The file extension issue also extends in less pronounced form for loads of engine components - you can use Collada or OSGT models, any video type supported by ffmpeg, and also of course openmw's made-up filetypes such as omwaddon, omwscripts, and omwfx. Such mods are often likely to also include something that'd be more typically recognizable such as omwaddon/omwscripts, but it's not at all a requirement.

All this (or direct analogues) is true of mods for the later BGS games. It's why we've got lots of directories like Tools, SkyProc Patchers and NetScriptFramework included in the valid data checkers. It's not perfect, but MO2 is a mod manager, so everything's a heuristic anyway. Unlike the the stuff in this PR, this is something that is handled by the game-specific plugins instead of in the core of MO2, so a PR to add OpenMW-specific directories and file extensions to the lists here https://github.com/ModOrganizer2/modorganizer-game_gamebryo/blob/master/src/gamebryo/gamebryomoddatachecker.cpp#L10-L43 and here https://github.com/ModOrganizer2/modorganizer-game_gamebryo/blob/master/src/gamebryo/gamebryomoddatachecker.cpp#L52 would be helpful (as it'd get rid of the scary red warnings that mods don't look valid when in reality, they are) and wouldn't make any existing mess worse.

Tend to agree the ideal approach is to treat openmw as its own game. That's not really a perfect solution, but, at such time as original openmw titles are coming out, they could also justifiably be given their own game option. I believe MO2's profiles option can also handle openmw's goals of supporting later Beth titles quite handily.

I strongly disagree.

  • We already have separate games that use the same engine (e.g. TTW uses the NV engine, Enderal uses the Skyrim engine etc.) so games and engines are already not a 1:1 mapping.
  • It makes it a pain/impossible to share mods between the original engine and OpenMW, and wanting that (and an easy way to try identical mod lists in the two engines to compare behaviour) was the whole reason I resuscitated MO2's Python plugin API instead of the much easier job of adding GUI to manage data directories from OpenMW's launcher.
  • This isn't something MO2's profile system can handle at all unless you copy your install for each base game into a mod directory (MO2 doesn't support arbitrary paths for individual mods like OpenMW does - they all have to share one parent directory). Even with that workaround, it'd be unpleasant, as all the mods for one instance are visible in all profiles, it's only whether or not they're enabled that's different. If you've got a few hundred mods for each game, it's not going to be good to have them all in one huge list together.
  • The thing that can support this nicely, the instances system, lets you have a different game for each instance anyway.

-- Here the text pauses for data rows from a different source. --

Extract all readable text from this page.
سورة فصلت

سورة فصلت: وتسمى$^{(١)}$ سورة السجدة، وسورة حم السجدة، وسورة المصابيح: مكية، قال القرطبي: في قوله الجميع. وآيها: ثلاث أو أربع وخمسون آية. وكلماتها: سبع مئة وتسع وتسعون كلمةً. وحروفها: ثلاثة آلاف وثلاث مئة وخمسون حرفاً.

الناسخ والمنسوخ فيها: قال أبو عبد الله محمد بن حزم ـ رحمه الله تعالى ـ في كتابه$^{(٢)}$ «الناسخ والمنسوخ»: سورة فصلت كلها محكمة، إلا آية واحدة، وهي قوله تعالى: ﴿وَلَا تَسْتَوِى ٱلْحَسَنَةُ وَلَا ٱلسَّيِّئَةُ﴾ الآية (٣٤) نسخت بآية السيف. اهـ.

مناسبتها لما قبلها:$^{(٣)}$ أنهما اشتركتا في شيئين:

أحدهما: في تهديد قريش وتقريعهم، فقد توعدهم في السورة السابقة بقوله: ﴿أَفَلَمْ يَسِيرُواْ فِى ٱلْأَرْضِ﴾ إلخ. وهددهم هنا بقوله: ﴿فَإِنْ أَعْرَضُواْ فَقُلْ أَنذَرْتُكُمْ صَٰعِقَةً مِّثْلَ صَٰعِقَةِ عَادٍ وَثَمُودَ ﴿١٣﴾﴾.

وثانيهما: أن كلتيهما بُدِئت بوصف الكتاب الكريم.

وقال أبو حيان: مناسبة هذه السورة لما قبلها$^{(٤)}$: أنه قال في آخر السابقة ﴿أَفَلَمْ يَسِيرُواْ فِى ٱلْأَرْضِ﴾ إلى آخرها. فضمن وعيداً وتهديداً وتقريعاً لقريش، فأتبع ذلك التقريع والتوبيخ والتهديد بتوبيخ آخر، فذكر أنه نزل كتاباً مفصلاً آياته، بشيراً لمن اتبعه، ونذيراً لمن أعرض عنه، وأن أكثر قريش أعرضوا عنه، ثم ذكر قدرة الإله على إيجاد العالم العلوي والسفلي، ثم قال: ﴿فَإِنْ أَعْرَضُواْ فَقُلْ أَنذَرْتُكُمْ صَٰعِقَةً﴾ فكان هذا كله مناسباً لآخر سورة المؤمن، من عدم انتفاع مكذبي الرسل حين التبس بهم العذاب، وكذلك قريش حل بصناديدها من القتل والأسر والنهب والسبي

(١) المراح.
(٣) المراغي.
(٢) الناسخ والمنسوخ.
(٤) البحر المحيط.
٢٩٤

So I don't think there are any advantages of OpenMW having its own game plugin, but do think there are disadvantages.

The good thing is that if I'm wrong, and everything relevant gets moved into plugins like I'm pushing for, then another plugin can be made that does treat OpenMW as its own game, and people can pick between them.

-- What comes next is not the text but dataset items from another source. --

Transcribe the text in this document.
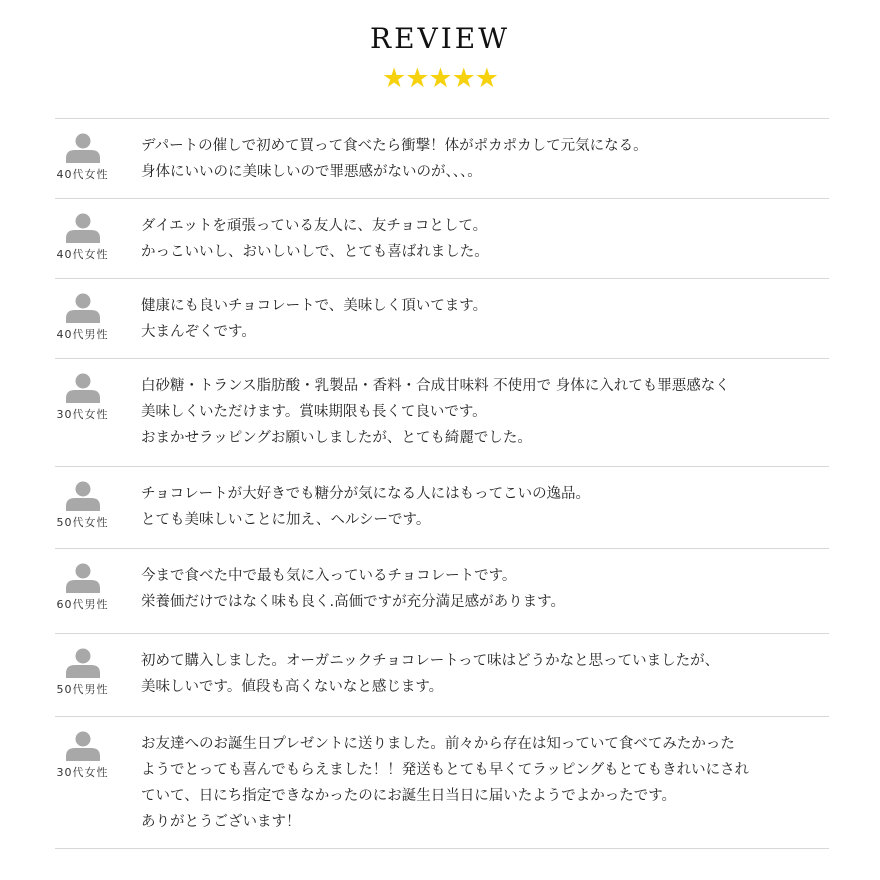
REVIEW
★★★★★
40代女性
デパートの催しで初めて買って食べたら衝撃！体がポカポカして元気になる。
身体にいいのに美味しいので罪悪感がないのが、、、。
40代女性
ダイエットを頑張っている友人に、友チョコとして。
かっこいいし、おいしいしで、とても喜ばれました。
40代男性
健康にも良いチョコレートで、美味しく頂いてます。
大まんぞくです。
30代女性
白砂糖・トランス脂肪酸・乳製品・香料・合成甘味料 不使用で 身体に入れても罪悪感なく
美味しくいただけます。賞味期限も長くて良いです。
おまかせラッピングお願いしましたが、とても綺麗でした。
50代女性
チョコレートが大好きでも糖分が気になる人にはもってこいの逸品。
とても美味しいことに加え、ヘルシーです。
60代男性
今まで食べた中で最も気に入っているチョコレートです。
栄養価だけではなく味も良く.高価ですが充分満足感があります。
50代男性
初めて購入しました。オーガニックチョコレートって味はどうかなと思っていましたが、
美味しいです。値段も高くないなと感じます。
30代女性
お友達へのお誕生日プレゼントに送りました。前々から存在は知っていて食べてみたかった
ようでとっても喜んでもらえました！！発送もとても早くてラッピングもとてもきれいにされ
ていて、日にち指定できなかったのにお誕生日当日に届いたようでよかったです。
ありがとうございます！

treating it as its own game would also (hopefully?) facilitate referring to the proper, useful, openmw.cfg, instead of the vestigial morrowind.ini OpenMW users can't do anything with.

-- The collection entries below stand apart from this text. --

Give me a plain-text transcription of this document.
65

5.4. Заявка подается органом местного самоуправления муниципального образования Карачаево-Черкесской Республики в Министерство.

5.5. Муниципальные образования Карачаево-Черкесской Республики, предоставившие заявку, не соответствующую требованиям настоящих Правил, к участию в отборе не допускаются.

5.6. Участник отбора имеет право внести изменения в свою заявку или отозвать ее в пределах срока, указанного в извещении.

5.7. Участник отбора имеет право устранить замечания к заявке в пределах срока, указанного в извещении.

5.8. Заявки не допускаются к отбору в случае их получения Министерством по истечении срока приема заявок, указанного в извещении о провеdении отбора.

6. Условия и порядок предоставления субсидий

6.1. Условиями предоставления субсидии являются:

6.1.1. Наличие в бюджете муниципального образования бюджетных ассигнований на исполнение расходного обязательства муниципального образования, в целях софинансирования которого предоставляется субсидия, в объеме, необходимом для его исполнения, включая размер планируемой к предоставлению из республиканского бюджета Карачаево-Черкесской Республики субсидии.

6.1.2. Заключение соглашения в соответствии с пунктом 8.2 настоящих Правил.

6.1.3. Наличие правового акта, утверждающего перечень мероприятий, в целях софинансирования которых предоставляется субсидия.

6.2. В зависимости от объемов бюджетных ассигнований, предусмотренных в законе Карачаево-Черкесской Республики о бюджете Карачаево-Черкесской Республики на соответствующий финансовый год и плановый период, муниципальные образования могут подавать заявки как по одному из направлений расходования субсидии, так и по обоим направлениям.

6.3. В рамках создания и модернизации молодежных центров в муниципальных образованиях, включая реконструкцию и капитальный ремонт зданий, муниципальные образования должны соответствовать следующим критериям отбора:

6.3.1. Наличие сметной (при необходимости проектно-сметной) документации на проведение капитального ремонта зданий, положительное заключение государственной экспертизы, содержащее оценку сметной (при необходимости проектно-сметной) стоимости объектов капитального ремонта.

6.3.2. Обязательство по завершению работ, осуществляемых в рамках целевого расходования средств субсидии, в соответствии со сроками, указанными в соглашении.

I'd consider these two things to be orthogonal. The two existing exporters show that editing openmw.cfg doesn't necessitate it being a separate game, and Kezyma's one does it just as seamlessly as MO2 edits the original INI, including integrating with the profile-specific INI system (and also seamlessly enabling the broken archive invalidation BSA which doesn't even work for the original engine as MO2 doesn't know how to tell it to load the BSA).